Although not currently available on GitHub Enterprise Server, GitHub Packages provides development teams with the option of storing dependencies outside of your repo, which can reduce the repo size and potentially increase build time in a CI environment. If a migration to GitHub Enterprise Cloud is a potential option for the future, it might be worth considering how your teams could leverage GitHub Packages.
Within your GHE instance, you can modify the settings for the maximum file size to prevent files exceeding certain limits from being pushed. A modification to this setting might help keep future repos to a more manageable size.
Another option to help streamline your commit history while also reducing size is to utilize the Squash and merge
commit strategy within your repos. Not only will this help reduce the number of commits in your repo's history, but it will also prevent temporarily added files from being permanently included in your repo.

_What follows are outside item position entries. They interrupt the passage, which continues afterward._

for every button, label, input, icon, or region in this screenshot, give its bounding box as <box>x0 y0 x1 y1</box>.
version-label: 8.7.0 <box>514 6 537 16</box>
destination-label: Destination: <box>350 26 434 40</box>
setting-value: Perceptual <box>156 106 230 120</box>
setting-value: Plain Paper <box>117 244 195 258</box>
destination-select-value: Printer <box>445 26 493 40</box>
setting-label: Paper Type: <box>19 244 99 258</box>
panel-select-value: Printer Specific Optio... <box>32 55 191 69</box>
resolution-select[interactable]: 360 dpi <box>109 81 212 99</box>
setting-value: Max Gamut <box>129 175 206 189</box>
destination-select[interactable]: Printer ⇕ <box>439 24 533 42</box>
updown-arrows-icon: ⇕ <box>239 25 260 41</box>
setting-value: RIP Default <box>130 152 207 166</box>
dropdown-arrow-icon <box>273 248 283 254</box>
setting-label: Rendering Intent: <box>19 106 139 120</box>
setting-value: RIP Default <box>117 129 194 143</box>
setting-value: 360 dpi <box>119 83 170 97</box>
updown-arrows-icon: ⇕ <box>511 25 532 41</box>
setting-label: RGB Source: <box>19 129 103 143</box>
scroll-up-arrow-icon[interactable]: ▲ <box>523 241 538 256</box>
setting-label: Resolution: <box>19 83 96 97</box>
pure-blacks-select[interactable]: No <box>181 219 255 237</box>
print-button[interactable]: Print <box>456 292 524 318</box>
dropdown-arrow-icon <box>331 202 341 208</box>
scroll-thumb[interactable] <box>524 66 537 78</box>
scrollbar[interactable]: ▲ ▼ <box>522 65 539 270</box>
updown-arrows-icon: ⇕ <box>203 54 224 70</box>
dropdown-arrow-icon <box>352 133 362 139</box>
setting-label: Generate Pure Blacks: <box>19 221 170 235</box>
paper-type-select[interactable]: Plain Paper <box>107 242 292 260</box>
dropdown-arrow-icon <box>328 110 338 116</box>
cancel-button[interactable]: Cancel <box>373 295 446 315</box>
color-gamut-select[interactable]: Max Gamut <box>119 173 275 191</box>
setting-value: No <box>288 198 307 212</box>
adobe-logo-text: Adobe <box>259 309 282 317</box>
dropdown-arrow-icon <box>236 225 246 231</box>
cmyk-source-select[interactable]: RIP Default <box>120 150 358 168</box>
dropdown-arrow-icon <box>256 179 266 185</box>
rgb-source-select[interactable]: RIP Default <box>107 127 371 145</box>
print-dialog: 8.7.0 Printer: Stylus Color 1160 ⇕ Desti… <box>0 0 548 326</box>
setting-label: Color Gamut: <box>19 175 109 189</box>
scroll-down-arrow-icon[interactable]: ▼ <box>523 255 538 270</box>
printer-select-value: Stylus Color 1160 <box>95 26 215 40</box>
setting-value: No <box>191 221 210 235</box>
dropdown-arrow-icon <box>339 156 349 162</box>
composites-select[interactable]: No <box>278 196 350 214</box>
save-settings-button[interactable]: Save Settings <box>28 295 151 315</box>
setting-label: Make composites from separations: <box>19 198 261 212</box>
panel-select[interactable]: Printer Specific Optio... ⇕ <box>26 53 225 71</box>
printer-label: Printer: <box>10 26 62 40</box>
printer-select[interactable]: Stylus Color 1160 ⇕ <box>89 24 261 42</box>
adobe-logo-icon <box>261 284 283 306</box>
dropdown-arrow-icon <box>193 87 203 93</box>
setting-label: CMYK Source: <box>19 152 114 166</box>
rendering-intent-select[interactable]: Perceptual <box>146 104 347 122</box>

Depending on the source of your data, the migration to a consolidated GHE instance might have a different approach:
- Migration from other GHE Server instances - GitHub provides some excellent documentation on how to migrate content from one GitHub Enterprise Server instance to another: Migrating user, organization, and repository data. This process allows for the migration of repos and other related data such as Teams:
In a migration, everything revolves around a repository. Most data associated with a repository can be migrated. For example, a repository within an organization will migrate the repository and the organization, as well as any users, teams, issues, and pull requests associated with the repository.
- Migration from non-GHE Sources - Depending on the hosting solution for the non-GHE repos there may be a way to automate the process of migrating repos via a script that utilizes the GHE API. The API allows for the creation of Org Repos, which could be utilized by iterating over all existing repos, setting a remote for those repos, and pushing the repo to its new destination.
From a cultural perspective, I have a few recommendations:
- GitHub Workshop - In order to best prepare teams for the transition, we recommend hosting workshop led by members of our team which will dive into common GitHub functionality and provide your teams with the info they need to hit the ground running when the migration is complete. This will also be a great opportunity for us to share some of the features our customers love most, some of which they may not have previously had access to if they were running an older version of GHE Server.
- Communicate the Purpose - Communicate the primary reasons behind the need to consolidate and how it will benefit both the company and your development teams. As you transition to one supported instance, that instance is likely to see an increase in stability, your development teams will see better consistency between projects (previous instances may have been running different versions of GHE), and this will also allow the team supporting your GHE instance to focus more time on tasks that benefit the community as a whole. This is also an excellent opportunity to provide reassurance to your dev teams that their experience isn't likely to change substantially and, if anything, their access to new features and functionality is likely to increase.
- Set Expectations - Provide your development community with clear expectations for when the migration is going to take place, what impacts they can expect during that time, and who they can reach out to if they need support.
From a technical perspective, this migration should be straight forward. GitHub Importer allows for seamless migration from Subversion to GitHub.
From a cultural perspective, bringing your teams up to speed with GitHub in a safe environment will hopefully make the transition as smooth as possible. Prior to making the transition, introducing your teams to the GitHub Learning Lab would be a great way to help prepare them for what to expect. The Learning Lab includes courses which focus on how to use git as well as courses on how to make the most of GitHub itself.